Mathematics / Applied Mathematics MSc
5E: Partial Differential Equations MATHS5076
- Academic Session: 2024-25
- School: School of Mathematics and Statistics
- Credits: 20
- Level: Level 5 (SCQF level 11)
- Typically Offered: Semester 1
- Available to Visiting Students: No
- Collaborative Online International Learning: No
Short Description
The course introduces basic classes of linear and nonlinear partial differential equations. Different methods of solving the equations are considered. Relevant applications where these equations may arise are also
discussed.
Timetable
34 x 1 hr lectures and 12 x 1 hr tutorials in a semester
Excluded Courses
4H: Partial Differential Equations (MATHS4110)
Assessment
Assessment
90% Examination, 10% Coursework.
Reassessment
Resit opportunities available for MSc students.
Main Assessment In: April/May
Course Aims
The main aim of this course is to introduce concepts and techniques for the solution of partial differential equations (PDEs). The second-order linear PDEs of elliptic, hyperbolic and parabolic types are considered as well as some nonlinear PDEs. Some particular aims are to present the method of characteristics for hyperbolic PDEs, separation of variables, the method of Green's functions and transform methods.

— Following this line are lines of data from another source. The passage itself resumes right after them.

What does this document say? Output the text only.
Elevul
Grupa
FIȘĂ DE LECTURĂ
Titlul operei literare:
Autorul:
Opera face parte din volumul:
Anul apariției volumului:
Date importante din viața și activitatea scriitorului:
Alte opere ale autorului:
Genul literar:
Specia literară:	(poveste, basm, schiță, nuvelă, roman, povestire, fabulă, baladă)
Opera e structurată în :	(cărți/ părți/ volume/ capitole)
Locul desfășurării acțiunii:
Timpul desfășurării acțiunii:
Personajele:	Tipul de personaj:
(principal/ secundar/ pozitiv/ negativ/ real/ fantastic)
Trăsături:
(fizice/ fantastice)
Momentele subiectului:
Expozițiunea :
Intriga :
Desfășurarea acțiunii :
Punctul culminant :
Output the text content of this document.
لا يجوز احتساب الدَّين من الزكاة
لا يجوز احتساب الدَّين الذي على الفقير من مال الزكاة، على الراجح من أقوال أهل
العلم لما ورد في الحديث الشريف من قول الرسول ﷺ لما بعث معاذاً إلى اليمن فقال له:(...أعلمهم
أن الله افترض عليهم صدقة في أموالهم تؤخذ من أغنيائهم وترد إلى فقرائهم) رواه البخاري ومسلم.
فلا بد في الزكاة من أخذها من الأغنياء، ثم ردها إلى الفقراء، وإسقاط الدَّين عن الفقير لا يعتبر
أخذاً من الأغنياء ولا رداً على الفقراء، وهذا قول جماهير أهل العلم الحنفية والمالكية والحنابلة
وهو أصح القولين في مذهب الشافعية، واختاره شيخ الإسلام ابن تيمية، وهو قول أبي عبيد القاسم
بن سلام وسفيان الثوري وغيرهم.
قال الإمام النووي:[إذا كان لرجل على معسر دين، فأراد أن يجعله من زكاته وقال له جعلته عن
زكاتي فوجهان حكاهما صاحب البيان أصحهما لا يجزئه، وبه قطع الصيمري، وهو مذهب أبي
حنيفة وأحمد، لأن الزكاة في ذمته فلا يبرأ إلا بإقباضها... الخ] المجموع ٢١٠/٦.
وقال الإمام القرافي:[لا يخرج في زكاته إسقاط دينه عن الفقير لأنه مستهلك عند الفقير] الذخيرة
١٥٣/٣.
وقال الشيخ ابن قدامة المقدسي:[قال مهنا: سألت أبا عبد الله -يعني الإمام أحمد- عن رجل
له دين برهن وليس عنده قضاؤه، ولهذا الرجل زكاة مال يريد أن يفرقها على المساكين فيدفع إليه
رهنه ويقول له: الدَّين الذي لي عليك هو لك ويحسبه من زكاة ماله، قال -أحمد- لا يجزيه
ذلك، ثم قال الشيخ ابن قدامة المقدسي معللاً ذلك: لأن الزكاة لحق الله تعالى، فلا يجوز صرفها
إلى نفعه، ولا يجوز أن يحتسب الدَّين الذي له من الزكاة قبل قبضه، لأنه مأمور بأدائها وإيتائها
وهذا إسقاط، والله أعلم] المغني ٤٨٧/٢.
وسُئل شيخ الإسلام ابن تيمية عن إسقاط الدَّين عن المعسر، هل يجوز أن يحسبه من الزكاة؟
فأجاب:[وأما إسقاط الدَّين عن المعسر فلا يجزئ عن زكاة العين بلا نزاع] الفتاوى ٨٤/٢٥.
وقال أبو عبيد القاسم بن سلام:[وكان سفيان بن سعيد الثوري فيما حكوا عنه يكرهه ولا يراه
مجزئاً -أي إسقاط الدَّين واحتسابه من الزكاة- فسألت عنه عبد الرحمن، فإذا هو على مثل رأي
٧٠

Intended Learning Outcomes of Course
By the end of this course students will be able to:
a) Formulate and solve the Monge equations for a first order quasi-linear PDE in 2D;
b) Calculate the earliest time at which solutions become multi-valued;
c) Construct shock solutions and study their behaviour, in particular calculate shock speeds;
d) Apply the theory to canonical examples in traffic flow;
e) State uniqueness and existence theorems for different types of initial and boundary value problems;
f) Apply separation of variables to construct solutions to Laplace's and Poisson's equation by making use of special functions and their properties, including associated Legendre polynomials and Bessel functions;
g) Apply the Fourier transform method to solve initial value problems for the heat equation;
h) Derive and the Cole-Hopf transformation appropriate to solving a Burgers' equation and use it to derive exact solutions or solve IVPs for this equation;
i) Formulate and solve initial value problems for the wave equation in 1D, 2D and 3D;
j) Derive and apply Green's functions for second order linear PDEs, including Laplace's equation.
Minimum Requirement for Award of Credits
Students must submit at least 75% by weight of the components (including examinations) of the course's summative assessment.